In the end, the teams tracked down the latter problem in a design defect in the four Stabriner slats: structures that each house seven RC and five powerful orbital -orvine orbital (Omac) maneuver (Omac). The engineers believe that the rods have overheated, causing an expansion of a seal and block the propellant flow.
“We thought, of course, that we had done enough analysis to demonstrate that the engines would be within the temperatures they were qualified for,” said Stich in August. “Clearly, there have been some missing in qualifying.”
In the coming months, NASA will brush some RCS engines on white sand soil to “validate detailed thermal models and inform potential potential updates of the thermal protection system, as well as operational solutions for future flights”. The agency is taking into consideration the installation of new thermal barriers in the puppies and the change in the cadence of the engines of the engines to avoid overheating. He also said he is testing new seals for Starliner’s helium Elio systems to prevent future losses.

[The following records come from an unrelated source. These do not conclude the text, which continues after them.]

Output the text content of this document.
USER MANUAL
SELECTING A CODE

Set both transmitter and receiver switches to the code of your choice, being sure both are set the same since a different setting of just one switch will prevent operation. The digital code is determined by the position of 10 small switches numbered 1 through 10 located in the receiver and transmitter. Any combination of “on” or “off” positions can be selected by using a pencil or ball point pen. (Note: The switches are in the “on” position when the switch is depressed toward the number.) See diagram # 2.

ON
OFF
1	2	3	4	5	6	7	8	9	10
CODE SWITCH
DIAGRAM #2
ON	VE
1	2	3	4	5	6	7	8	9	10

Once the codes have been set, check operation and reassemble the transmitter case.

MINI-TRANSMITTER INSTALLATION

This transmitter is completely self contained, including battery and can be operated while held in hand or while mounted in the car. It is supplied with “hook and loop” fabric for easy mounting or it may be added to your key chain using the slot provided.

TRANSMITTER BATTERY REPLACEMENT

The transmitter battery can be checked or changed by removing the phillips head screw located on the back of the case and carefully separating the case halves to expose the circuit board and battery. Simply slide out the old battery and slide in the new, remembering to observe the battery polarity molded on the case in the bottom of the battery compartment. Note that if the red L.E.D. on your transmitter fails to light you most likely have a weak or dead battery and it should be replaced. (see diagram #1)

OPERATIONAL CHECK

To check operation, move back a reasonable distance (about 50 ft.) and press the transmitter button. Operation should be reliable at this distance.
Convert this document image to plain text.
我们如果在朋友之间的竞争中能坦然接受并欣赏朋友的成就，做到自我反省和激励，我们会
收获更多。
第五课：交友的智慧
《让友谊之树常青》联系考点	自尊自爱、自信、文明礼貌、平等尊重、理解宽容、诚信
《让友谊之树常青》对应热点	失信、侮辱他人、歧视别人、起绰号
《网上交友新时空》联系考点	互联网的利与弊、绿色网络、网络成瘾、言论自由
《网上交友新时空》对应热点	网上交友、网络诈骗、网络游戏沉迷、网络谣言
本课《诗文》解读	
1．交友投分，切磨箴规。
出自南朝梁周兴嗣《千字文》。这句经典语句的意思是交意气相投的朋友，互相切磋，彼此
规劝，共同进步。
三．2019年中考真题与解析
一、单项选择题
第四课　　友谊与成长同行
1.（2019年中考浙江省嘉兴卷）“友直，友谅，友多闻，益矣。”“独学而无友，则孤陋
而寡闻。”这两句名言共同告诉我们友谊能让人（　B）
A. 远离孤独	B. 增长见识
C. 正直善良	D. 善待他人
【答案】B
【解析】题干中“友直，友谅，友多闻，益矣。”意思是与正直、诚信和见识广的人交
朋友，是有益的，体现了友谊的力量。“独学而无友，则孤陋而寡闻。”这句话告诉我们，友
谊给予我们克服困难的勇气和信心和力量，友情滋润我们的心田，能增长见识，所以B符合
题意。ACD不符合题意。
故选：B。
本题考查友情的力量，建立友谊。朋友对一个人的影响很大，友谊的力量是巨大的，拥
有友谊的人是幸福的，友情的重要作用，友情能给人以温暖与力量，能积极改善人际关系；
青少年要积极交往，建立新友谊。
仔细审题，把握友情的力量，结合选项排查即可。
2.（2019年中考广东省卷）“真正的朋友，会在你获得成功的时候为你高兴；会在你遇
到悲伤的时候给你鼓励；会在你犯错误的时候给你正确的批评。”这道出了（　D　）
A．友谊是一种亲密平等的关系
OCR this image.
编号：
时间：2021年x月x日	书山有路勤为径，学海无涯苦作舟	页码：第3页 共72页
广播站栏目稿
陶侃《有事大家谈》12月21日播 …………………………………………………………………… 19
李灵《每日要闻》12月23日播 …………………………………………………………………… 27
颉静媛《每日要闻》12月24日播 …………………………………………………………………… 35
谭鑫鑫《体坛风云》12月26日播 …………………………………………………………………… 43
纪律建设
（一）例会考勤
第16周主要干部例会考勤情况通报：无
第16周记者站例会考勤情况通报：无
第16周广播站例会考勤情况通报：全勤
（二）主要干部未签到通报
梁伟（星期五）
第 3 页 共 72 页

The investigation on the engine problems, however, “it is expected that it will remain open in 2025, pending the outcome of various earth test campaigns and potential system updates”.
Last week Stich said that NASA has a “more time” before it should decide if Starliner will fly the mission of the crew-12. The missions of the commercial crew generally last six months and the agency on Thursday said that the crew-11 would not be launched before July, which would put the launch of the crew-12 around January.
The astronaut of NASA Mike Finke, who had previously been assigned to Starliner’s first operational mission, was announced as a crew pilot-11 and will no longer fly to Boeing space vehicle, said the agency Fly.
A version of this story was published for the first time Fly.